# Moving humminbird ???



## WalleyeMike23 (Dec 9, 2009)

I have a humminbird 958 at the bow now with the transducer mounted to the terovva. What I would like to do is be able to move it back and forth from bow to transom. What would I need to accomplish this???

Sent from my SM-N900T using Ohub Campfire mobile app


----------



## papaperch (Apr 12, 2004)

Another Gimbal Mount , another power cord , a transducer switch and another Cable to route GPS to both positions. Probably all parts needed going to run you 150-175 neighborhood.


----------



## elkhtr (Oct 23, 2006)

UNLESS, you want to run it with a separate transducer, which mounts to the transom, so you can use it at higher speeds without the trolling motor in the water. Then you would also need another transducer to mount on the transom as well (along with the items noted by papaperch).


----------



## WalleyeMike23 (Dec 9, 2009)

Thanks guys. Where would be the best place to get these things at??

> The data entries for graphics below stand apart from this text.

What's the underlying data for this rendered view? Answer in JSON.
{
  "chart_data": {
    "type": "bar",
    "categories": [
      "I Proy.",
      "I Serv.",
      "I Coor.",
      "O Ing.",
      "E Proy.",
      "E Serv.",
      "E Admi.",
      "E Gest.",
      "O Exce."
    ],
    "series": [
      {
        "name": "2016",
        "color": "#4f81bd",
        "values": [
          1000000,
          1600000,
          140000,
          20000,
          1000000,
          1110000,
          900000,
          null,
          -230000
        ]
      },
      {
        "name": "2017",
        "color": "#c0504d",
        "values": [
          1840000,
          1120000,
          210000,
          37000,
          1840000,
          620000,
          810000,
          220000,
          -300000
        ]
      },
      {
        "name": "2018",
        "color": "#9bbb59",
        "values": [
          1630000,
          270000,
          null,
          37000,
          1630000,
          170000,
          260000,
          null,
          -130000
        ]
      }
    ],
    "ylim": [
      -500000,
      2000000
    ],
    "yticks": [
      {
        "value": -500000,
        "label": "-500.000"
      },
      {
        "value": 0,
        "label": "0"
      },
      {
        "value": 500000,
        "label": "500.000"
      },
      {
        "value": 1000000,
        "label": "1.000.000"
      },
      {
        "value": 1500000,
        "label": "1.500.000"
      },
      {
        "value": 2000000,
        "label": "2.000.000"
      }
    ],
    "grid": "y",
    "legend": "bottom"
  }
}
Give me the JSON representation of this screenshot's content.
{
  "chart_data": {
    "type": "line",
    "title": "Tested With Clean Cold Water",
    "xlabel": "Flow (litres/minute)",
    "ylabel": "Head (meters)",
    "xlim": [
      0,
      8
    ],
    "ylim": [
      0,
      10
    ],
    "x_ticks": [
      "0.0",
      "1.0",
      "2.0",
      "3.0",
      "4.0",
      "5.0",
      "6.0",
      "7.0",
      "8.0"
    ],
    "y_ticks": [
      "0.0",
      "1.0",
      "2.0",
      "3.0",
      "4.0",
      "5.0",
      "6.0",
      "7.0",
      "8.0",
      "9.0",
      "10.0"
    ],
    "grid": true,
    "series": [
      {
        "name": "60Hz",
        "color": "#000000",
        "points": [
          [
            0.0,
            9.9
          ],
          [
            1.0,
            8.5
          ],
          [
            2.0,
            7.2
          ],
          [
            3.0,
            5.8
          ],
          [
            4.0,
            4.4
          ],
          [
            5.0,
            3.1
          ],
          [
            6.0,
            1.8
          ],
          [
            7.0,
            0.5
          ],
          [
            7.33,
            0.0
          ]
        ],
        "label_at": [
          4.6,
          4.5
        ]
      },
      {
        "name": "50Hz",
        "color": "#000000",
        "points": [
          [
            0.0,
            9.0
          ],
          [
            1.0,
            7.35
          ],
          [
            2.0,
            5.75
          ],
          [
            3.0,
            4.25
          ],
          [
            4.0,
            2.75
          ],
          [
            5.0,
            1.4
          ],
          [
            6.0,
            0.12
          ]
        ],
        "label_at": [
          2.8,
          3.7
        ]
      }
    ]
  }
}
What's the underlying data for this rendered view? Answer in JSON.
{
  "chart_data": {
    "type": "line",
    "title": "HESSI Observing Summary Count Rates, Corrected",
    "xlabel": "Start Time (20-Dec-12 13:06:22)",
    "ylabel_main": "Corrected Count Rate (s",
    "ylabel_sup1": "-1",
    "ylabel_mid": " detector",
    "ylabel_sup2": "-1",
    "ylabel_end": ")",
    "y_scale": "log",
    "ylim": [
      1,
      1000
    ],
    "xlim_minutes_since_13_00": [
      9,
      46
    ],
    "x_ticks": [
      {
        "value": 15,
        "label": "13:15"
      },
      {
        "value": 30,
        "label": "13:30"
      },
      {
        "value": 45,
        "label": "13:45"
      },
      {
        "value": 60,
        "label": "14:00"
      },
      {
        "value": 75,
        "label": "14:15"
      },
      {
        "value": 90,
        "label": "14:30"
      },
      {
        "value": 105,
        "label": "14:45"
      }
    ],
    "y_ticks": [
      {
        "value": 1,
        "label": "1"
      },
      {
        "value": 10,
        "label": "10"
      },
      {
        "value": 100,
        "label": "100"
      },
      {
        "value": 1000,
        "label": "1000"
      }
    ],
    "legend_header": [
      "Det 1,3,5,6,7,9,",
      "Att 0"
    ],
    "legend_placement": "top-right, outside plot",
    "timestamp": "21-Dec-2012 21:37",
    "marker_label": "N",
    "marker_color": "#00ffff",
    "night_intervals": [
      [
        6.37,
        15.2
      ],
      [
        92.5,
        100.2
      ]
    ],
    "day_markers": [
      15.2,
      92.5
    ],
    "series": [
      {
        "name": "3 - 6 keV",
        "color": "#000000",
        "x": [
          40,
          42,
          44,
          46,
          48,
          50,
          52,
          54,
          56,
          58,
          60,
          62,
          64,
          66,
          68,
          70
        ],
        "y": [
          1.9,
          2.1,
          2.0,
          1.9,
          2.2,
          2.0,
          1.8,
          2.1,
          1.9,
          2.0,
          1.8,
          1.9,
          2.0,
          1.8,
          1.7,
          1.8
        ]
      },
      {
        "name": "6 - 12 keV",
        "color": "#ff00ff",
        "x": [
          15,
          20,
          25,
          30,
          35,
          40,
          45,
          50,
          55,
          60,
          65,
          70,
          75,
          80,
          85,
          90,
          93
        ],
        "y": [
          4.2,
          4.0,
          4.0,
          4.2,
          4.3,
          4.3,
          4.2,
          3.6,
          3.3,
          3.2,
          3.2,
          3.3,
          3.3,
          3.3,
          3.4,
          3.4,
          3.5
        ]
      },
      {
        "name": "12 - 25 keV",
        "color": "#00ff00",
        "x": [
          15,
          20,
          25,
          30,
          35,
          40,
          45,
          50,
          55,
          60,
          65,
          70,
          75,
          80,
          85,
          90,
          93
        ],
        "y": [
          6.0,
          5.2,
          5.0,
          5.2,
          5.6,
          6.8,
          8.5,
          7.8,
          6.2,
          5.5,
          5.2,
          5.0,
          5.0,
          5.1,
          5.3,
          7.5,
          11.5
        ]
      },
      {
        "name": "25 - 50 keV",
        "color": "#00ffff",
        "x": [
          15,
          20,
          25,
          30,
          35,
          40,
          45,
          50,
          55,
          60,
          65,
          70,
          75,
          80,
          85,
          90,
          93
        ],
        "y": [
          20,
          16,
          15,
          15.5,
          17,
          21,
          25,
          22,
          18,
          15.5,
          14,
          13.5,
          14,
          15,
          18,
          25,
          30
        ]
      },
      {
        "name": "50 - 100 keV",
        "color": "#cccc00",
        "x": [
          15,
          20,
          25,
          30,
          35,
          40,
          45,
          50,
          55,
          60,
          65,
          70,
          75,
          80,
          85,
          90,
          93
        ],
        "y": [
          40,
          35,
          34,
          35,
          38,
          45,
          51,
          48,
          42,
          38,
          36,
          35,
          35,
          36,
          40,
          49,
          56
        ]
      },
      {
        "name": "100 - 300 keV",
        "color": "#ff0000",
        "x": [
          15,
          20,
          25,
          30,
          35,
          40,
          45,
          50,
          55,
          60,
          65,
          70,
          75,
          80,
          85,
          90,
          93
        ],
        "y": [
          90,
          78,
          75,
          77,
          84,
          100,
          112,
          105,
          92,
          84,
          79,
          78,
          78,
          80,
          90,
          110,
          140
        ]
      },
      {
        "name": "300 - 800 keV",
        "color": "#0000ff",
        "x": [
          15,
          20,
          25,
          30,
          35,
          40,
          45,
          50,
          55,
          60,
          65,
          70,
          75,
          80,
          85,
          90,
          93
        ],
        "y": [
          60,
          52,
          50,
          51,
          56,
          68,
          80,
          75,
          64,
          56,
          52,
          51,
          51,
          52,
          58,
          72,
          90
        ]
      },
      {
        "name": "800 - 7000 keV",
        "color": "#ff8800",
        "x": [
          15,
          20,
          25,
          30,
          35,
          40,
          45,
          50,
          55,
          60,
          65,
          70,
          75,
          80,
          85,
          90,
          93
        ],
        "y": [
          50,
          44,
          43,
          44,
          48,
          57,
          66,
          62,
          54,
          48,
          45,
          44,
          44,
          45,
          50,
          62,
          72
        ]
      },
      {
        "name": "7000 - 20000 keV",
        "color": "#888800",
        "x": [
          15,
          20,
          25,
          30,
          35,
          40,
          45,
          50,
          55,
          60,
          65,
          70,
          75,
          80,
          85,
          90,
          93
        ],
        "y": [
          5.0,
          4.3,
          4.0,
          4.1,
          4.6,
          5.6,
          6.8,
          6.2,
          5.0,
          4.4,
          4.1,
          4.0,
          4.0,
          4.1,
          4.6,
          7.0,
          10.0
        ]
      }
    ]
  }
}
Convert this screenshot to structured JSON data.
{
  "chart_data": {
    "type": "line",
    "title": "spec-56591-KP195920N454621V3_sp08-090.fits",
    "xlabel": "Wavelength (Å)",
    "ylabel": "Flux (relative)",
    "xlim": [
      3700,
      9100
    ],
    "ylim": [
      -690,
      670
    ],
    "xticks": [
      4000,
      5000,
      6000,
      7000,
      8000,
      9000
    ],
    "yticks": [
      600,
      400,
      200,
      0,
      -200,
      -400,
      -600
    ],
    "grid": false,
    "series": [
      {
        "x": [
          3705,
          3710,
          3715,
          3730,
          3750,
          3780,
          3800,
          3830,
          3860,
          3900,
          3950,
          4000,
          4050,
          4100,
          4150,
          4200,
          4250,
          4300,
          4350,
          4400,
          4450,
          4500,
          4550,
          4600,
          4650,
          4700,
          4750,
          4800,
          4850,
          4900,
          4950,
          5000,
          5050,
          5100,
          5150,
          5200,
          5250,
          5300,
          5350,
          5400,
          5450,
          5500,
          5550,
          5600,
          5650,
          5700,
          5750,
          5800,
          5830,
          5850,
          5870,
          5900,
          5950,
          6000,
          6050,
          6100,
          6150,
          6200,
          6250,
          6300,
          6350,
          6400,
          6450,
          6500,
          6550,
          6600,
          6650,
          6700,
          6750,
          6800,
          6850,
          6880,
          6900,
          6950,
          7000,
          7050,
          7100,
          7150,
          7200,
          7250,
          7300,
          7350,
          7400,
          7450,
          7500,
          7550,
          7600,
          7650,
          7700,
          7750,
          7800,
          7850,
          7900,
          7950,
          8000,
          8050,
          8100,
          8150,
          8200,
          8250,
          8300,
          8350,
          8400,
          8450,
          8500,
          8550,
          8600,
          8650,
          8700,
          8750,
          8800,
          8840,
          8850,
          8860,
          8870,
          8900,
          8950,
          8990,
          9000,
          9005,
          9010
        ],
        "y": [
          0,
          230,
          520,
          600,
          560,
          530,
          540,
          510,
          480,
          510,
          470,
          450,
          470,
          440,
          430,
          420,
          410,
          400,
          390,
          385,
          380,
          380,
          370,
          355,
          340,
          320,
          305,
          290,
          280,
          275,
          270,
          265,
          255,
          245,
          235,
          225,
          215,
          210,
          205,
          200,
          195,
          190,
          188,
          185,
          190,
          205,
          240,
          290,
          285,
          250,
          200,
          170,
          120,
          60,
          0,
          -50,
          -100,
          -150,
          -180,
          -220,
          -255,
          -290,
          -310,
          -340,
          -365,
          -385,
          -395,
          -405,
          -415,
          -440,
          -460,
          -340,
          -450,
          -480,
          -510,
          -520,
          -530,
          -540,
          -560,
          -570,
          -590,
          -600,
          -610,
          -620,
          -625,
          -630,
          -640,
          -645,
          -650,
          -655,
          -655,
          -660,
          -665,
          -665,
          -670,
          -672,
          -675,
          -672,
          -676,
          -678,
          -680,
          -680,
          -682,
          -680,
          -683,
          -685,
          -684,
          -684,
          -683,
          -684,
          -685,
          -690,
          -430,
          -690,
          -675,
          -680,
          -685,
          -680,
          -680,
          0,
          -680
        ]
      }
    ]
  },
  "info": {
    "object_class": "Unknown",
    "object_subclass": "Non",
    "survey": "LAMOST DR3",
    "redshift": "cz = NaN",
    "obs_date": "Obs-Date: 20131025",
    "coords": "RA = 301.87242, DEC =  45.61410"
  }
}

Sent from my SM-N900T using Ohub Campfire mobile app


----------



## papaperch (Apr 12, 2004)

I probably got everything you need. Find a price you can live with on line somewhere. I will do my best to at least match that. Due to my upgrading all the time I always have extra parts on hand. Look up Berlin Center on google. should be about 50 minutes from you I think.


----------